Curiosamente, ahí sí hay culpables. Quienes se empeñan todo el día en negar que la responsabilidad de los males sociales le pueda ser imputada a los privilegiados (los únicos que tuvieron en sus manos la posibilidad de humanizar un poco el modelo), siempre están dispuestos a vociferar que la culpa de la pobreza está en los pobres, la culpa de la delincuencia en los delincuentes y la culpa de los sicarios en las motos que los llevan a cumplir sus crímenes. Y no aceptarán nunca que si una sociedad tiene 35 millones de habitantes y toda su riqueza está en manos de cinco, los otros 30 han sido expropiados. Está bien, así es la vida. Pero si esos cinco que son dueños de todo no se esfuerzan por garantizar que su sociedad sea mínimamente viable para los otros, y se encierran en un egoísmo enfermizo y fascista, ¿con qué derecho podrán protestar cuando les llegue el turno de ser expropiados, en la hora inmisericorde de los resentidos y de sus machetes? Mi humilde opinión, pero hay quienes aseguran que no es así, es que esa hora espantosa está más cerca de lo que muchos imaginan, y que, como diría Shakespeare, el egoísmo está afilando un cuchillo destinado a su propio cuello. El mal está andando, nadie hace nada por detenerlo, Colombia tiene cada año más crímenes que el anterior, más secuestros, más extorsiones, más corrupción, más desigualdad, y las voces oficiales parecen estar de acuerdo en que, si alguien está insatisfecho, pues que se encargue de arreglar las cosas.

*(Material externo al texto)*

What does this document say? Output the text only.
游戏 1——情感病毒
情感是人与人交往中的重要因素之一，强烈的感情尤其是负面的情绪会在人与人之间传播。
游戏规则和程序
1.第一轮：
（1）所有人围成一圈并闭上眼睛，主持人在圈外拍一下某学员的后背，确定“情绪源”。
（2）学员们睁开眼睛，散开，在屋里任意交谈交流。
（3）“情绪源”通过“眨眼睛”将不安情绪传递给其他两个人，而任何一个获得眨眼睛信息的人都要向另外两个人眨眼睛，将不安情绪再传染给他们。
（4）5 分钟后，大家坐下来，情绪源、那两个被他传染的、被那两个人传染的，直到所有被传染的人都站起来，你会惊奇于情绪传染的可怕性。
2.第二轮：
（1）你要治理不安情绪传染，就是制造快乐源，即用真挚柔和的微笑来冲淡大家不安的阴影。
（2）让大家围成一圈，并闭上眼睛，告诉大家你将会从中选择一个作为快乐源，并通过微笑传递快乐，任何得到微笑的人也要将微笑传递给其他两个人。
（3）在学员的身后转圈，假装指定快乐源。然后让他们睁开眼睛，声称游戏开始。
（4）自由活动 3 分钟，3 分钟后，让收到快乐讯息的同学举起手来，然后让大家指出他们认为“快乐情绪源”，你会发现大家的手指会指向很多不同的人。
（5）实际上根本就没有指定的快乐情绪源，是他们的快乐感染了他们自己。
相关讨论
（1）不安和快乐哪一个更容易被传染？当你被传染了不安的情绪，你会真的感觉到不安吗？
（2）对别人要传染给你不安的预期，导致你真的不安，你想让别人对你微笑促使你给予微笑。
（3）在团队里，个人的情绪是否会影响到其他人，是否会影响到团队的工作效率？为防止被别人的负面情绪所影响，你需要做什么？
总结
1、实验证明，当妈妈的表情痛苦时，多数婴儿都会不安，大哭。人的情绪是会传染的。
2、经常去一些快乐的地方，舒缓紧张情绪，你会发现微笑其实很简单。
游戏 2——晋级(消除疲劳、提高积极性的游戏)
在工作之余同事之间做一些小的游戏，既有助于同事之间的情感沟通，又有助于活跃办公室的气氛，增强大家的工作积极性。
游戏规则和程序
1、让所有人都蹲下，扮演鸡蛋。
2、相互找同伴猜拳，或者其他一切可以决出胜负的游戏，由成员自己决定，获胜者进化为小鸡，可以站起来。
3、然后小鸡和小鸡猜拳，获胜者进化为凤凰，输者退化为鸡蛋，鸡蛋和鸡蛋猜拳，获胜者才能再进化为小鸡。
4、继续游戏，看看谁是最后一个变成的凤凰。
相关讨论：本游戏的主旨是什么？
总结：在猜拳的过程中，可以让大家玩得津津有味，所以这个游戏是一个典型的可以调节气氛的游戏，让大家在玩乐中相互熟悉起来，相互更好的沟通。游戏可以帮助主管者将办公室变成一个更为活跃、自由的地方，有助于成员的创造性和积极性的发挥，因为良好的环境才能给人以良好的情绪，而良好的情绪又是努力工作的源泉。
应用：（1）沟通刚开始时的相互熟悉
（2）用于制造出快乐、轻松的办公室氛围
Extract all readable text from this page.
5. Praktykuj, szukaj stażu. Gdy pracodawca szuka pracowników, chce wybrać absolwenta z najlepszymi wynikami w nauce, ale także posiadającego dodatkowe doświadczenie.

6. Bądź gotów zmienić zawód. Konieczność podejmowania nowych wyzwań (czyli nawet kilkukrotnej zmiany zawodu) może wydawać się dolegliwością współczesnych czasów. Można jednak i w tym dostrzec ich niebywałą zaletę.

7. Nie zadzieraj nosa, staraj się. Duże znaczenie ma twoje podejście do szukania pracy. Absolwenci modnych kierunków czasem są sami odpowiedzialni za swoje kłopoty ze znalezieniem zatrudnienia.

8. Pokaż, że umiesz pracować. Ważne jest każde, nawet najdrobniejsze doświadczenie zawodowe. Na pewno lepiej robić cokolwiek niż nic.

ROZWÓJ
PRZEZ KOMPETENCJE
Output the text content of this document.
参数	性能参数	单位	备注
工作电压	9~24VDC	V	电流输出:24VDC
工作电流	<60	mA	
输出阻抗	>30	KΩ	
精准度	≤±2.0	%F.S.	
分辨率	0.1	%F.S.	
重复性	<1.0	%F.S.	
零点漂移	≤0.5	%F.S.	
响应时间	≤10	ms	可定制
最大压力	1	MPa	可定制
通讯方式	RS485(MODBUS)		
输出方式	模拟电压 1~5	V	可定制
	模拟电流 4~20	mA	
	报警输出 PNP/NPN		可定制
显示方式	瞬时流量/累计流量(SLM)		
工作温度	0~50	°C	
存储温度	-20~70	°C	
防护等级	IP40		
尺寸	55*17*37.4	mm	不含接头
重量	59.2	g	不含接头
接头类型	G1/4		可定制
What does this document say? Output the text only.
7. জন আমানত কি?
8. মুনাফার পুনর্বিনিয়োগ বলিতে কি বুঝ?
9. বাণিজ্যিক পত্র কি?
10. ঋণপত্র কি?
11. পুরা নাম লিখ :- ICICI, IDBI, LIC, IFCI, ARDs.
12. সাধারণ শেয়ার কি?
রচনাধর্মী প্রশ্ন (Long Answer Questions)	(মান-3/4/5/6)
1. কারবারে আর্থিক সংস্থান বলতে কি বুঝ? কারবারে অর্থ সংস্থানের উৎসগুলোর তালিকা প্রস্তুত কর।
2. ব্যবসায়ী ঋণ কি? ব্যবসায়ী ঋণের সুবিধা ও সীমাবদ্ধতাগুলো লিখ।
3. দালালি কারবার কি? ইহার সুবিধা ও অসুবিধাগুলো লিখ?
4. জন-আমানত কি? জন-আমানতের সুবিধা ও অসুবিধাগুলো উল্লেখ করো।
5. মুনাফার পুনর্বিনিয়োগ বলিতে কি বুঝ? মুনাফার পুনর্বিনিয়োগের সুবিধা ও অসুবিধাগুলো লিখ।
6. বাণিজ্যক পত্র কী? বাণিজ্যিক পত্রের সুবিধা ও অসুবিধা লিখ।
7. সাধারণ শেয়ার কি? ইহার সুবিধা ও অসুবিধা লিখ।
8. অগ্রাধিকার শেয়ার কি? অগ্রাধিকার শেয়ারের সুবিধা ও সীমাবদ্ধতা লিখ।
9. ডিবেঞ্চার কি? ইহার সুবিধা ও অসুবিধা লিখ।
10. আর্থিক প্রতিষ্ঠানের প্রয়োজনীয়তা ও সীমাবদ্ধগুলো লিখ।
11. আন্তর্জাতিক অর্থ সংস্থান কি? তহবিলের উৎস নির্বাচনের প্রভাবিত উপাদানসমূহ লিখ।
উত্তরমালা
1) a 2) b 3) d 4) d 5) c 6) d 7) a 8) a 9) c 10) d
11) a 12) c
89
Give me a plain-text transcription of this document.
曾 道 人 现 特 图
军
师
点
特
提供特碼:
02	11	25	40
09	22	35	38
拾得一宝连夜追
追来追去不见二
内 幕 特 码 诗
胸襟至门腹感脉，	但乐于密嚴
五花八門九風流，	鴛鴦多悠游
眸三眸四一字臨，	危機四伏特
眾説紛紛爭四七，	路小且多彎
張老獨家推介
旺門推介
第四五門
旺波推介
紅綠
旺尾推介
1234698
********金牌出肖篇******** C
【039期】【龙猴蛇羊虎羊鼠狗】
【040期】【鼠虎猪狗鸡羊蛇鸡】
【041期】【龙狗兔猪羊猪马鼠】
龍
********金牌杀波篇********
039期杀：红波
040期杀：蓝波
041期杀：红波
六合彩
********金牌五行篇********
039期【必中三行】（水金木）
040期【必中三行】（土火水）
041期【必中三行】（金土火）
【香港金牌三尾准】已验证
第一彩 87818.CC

Tal vez tienen razón. Tal vez ha llegado el momento en que sean las comunidades, y no los causantes del mal, quienes se apliquen a la tarea de resolverlo. Incluso, tal vez ha llegado el momento en que, a pesar de estos largos y necesarios análisis de las causas de nuestra crisis, la sociedad deba asumirse como responsable de lo que ocurre y emprender la tarea de cambiarlo. Hasta ahora, la aceptación de que había una clase dirigente, conocedora de los rumbos de la nación, capaz de diseñar las políticas económicas, los modelos de desarrollo, los planes culturales, ha permitido que la sociedad se adormeciera en la indiferencia o asumiera el papel igualmente lastimoso de reclamar soluciones o recibir limosnas. Pero demostrado el catastrófico fracaso de esas élites, de sus partidos y de sus discursos, ¿no debe la sociedad asumir que su deber es dar soluciones en lugar de estar reclamándolas o implorándolas? Cada ciudadano debe ser capaz de decirse a sí mismo: "Lo que yo no resuelva, no tengo derecho a esperar que otro lo resuelva por mí". Y asumir en consecuencia que el mero reclamo y la mera petición son maneras tan sumisas de estar en el mundo como la indiferencia o el silencio cobarde. ¿No estará llegando la hora de no pedir ni esperar nada, de construir un modelo distinto? ¿No estará empezando a tener su sentido y su función la propuesta de desobediencia civil que Thoreau razonó hace un siglo y medio? ¿Supone esto abandonar al Estado en manos de los políticos corruptos, la economía en manos del mercado mundial, las calles en manos del hampa?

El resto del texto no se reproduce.